In Silicon Valley, Nir Eyal is the habits guy. Want to understand how to get app users to come back again and again? Then Eyal is your man. A former lecturer at Stanford’s Graduate School of Business and an angel investor, he’s studied how companies such as Facebook Inc. and Twitter Inc. encourage users to spend time on their platforms. He didn’t invent the techniques, some of which were also being observed and taught by others on the Stanford campus by the 2010s. The place was a hotbed of behaviorally informed design. But Eyal summed up what he saw in a PowerPoint-friendly four-step model that showed how the smartest designers were turning their products into habits. In blog posts and articles in 2012, he called it “the desire engine.”
It was around this time Eyal says he was approached in a Palo Alto coffee shop by a young techie named Baiju Bhatt with a bold plan for a no-fee stock-trading app. He wanted to show it to Eyal.

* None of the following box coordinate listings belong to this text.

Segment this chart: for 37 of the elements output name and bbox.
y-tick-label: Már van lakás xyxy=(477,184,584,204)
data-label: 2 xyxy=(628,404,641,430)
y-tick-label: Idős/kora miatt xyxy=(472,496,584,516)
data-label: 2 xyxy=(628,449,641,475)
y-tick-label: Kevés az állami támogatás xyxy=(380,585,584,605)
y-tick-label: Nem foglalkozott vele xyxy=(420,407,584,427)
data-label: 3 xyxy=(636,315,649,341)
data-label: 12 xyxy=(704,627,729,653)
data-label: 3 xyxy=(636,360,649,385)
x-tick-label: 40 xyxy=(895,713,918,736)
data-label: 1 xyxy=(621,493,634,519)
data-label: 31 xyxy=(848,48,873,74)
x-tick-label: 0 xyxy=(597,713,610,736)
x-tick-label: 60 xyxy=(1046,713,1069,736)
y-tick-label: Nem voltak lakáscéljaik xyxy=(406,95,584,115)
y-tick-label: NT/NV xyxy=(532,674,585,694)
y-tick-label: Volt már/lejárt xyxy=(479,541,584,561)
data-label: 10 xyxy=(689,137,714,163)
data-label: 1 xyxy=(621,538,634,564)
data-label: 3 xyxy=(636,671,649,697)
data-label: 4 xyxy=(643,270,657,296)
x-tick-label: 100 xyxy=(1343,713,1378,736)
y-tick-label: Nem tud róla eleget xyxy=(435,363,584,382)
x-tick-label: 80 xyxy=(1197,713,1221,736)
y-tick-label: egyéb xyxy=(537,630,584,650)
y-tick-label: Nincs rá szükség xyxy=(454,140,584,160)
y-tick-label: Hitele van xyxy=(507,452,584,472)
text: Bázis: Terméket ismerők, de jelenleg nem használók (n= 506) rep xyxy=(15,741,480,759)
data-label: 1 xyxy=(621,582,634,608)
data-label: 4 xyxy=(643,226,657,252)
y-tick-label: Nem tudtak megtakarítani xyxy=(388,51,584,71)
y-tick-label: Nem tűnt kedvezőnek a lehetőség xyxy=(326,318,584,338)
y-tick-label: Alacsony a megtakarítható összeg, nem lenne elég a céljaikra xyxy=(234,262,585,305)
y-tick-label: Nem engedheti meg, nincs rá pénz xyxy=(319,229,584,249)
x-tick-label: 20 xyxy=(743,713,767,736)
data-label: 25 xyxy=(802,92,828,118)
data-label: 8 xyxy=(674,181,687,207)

A year later, Bhatt and his business partner, Vlad Tenev, would launch their company, Robinhood. Their app popularized the zero-commission brokerage, eventually forcing its major competitors to follow, and introduced millions of millennials and Gen Zers to the market. It’s also attracted critics, including U.S. lawmakers and a state securities regulator, who say Robinhood makes investing very real money feel too much like a game and encourages frequent trading by its novice users.